3. **`population`**  
   Total number of people living in a block.  
   - **Range**: ~3 to 35,000  
   - **Observation**: No clear correlation with house value, large variance between blocks.

4. **`households`**  
   Number of households in a block.  
   - **Range**: ~1 to 6,000  
   - **Observation**: Similar to population, but with less variation.

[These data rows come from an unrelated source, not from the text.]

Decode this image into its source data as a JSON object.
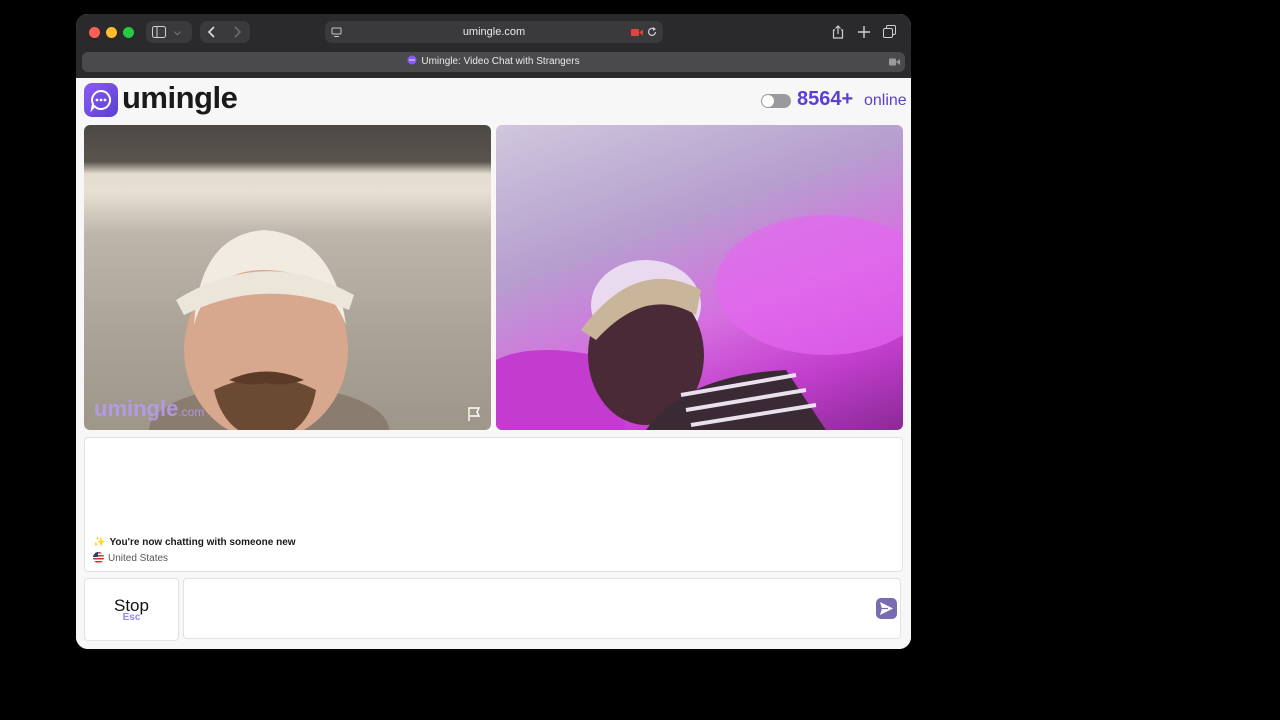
{
  "browser": {
    "url": "umingle.com",
    "tab_title": "Umingle: Video Chat with Strangers"
  },
  "header": {
    "logo_text": "umingle",
    "online_count": "8564+",
    "online_label": "online"
  },
  "video": {
    "watermark": "umingle",
    "watermark_suffix": ".com"
  },
  "chat": {
    "system_message": "You're now chatting with someone new",
    "country": "United States"
  },
  "controls": {
    "stop_label": "Stop",
    "stop_shortcut": "Esc",
    "message_placeholder": ""
  },
  "colors": {
    "brand": "#5b3fd1",
    "send_button": "#7a6ab0"
  }
}
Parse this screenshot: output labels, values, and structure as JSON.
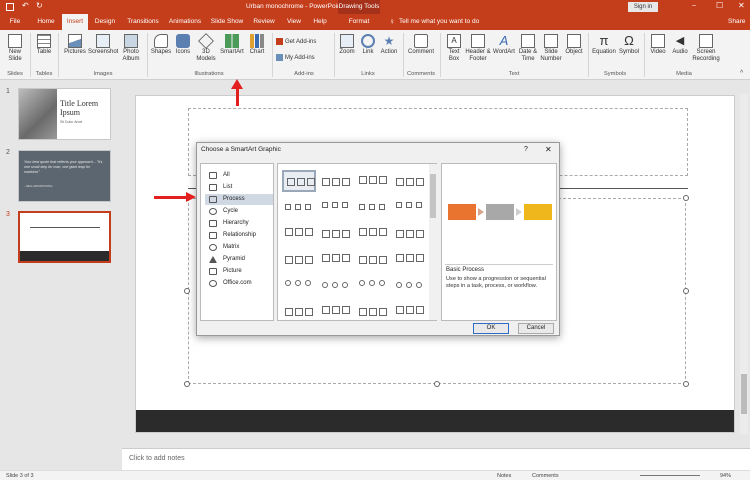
{
  "window": {
    "title": "Urban monochrome  -  PowerPoint",
    "contextual": "Drawing Tools",
    "sign_in": "Sign in"
  },
  "tabs": [
    "File",
    "Home",
    "Insert",
    "Design",
    "Transitions",
    "Animations",
    "Slide Show",
    "Review",
    "View",
    "Help",
    "Format"
  ],
  "tell_me": "Tell me what you want to do",
  "share": "Share",
  "ribbon": {
    "new_slide": "New Slide",
    "table": "Table",
    "pictures": "Pictures",
    "screenshot": "Screenshot",
    "photo_album": "Photo Album",
    "shapes": "Shapes",
    "icons": "Icons",
    "models3d": "3D Models",
    "smartart": "SmartArt",
    "chart": "Chart",
    "get_addins": "Get Add-ins",
    "my_addins": "My Add-ins",
    "zoom": "Zoom",
    "link": "Link",
    "action": "Action",
    "comment": "Comment",
    "textbox": "Text Box",
    "header_footer": "Header & Footer",
    "wordart": "WordArt",
    "date_time": "Date & Time",
    "slide_number": "Slide Number",
    "object": "Object",
    "equation": "Equation",
    "symbol": "Symbol",
    "video": "Video",
    "audio": "Audio",
    "screen_recording": "Screen Recording",
    "groups": {
      "slides": "Slides",
      "tables": "Tables",
      "images": "Images",
      "illustrations": "Illustrations",
      "addins": "Add-ins",
      "links": "Links",
      "comments": "Comments",
      "text": "Text",
      "symbols": "Symbols",
      "media": "Media"
    }
  },
  "thumbs": {
    "n1": "1",
    "n2": "2",
    "n3": "3",
    "t1_title": "Title Lorem Ipsum",
    "t1_sub": "Sit Dolor Amet",
    "t2_quote": "Your best quote that reflects your approach... \"It's one small step for man, one giant leap for mankind.\"",
    "t2_author": "- NEIL ARMSTRONG"
  },
  "notes_placeholder": "Click to add notes",
  "status": {
    "slide": "Slide 3 of 3",
    "notes": "Notes",
    "comments": "Comments",
    "zoom": "94%"
  },
  "dialog": {
    "title": "Choose a SmartArt Graphic",
    "help": "?",
    "close": "✕",
    "categories": [
      "All",
      "List",
      "Process",
      "Cycle",
      "Hierarchy",
      "Relationship",
      "Matrix",
      "Pyramid",
      "Picture",
      "Office.com"
    ],
    "preview_name": "Basic Process",
    "preview_desc": "Use to show a progression or sequential steps in a task, process, or workflow.",
    "ok": "OK",
    "cancel": "Cancel",
    "preview_colors": [
      "#e8742f",
      "#a8a8a8",
      "#f0b71c"
    ]
  },
  "colors": {
    "accent": "#c43e1c",
    "arrow": "#e32020"
  }
}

# # Linear Regression Models

In [None]:

# Define a function to run simple linear regression on a single feature (X_col)
def run_linreg(X_col):
    X = df[[X_col]]                      
    y = df["median_house_value"]        

    model = LinearRegression()
    model.fit(X, y)
    y_pred = model.predict(X)

    return (
        model.intercept_,
        model.coef_[0],
        mean_squared_error(y, y_pred),
        mean_absolute_error(y, y_pred),
        y_pred
    )

# Dictionary to store results for each variable
results = {}

# Loop over selected features and apply linear regression
for var in ["median_income", "population", "households"]:
    intercept, slope, mse, mae, y_pred = run_linreg(var)

    results[var] = {
        "Intercept": intercept,
        "Slope": slope,
        "MSE": mse,
        "MAE": mae
    }

    # Plot scatter and regression line
    plt.figure(figsize=(8, 5))
    sns.scatterplot(x=var, y="median_house_value", data=df, alpha=0.3)
    plt.plot(df[var], y_pred, color="red", label="Regression Line")
    plt.title(f"Linear Regression: Median House Value vs {var}")
    plt.xlabel(var.replace("_", " ").title())
    plt.ylabel("Median House Value")

    # Add regression metrics to the plot
    plt.text(
        0.6 * df[var].max(), 0.8 * df["median_house_value"].max(),
        f"Intercept = {intercept:.2f}\nSlope = {slope:.2f}\nMSE = {mse:.2f}\nMAE = {mae:.2f}",
        bbox=dict(facecolor='white', edgecolor='black')
    )

    plt.legend()
    plt.tight_layout()
    plt.show()


In [None]:
# Convert regression results into a DataFrame
summary_df = pd.DataFrame(results).T 
summary_df.index.name = "Feature"
summary_df = summary_df.round(2)      

# Display the summary table
print("Summary Table of Linear Regression Models")
display(summary_df)


# Conclusion

After fitting three univariate linear regression models, we observed the following:

- **Median Income**: highest correlation with the median home value.  The MSE and MAE figures it generated were the lowest.  The rising trend is well-captured by the regression line.
- **Population**: very poor linear correlation.  The fitted line does not adequately depict the data, and the scatter plot is widely scattered.
- **Number of Households**: is still far lower than median income, but it has a little better trend than the population.
 **Final Insight**:
The model using **median income** as the most trustworthy factor for estimating home prices is the separate variable.  It offers lowest errors in forecasting and a distinct trend.  As a result, we advise using it as the main variable in basic linear models.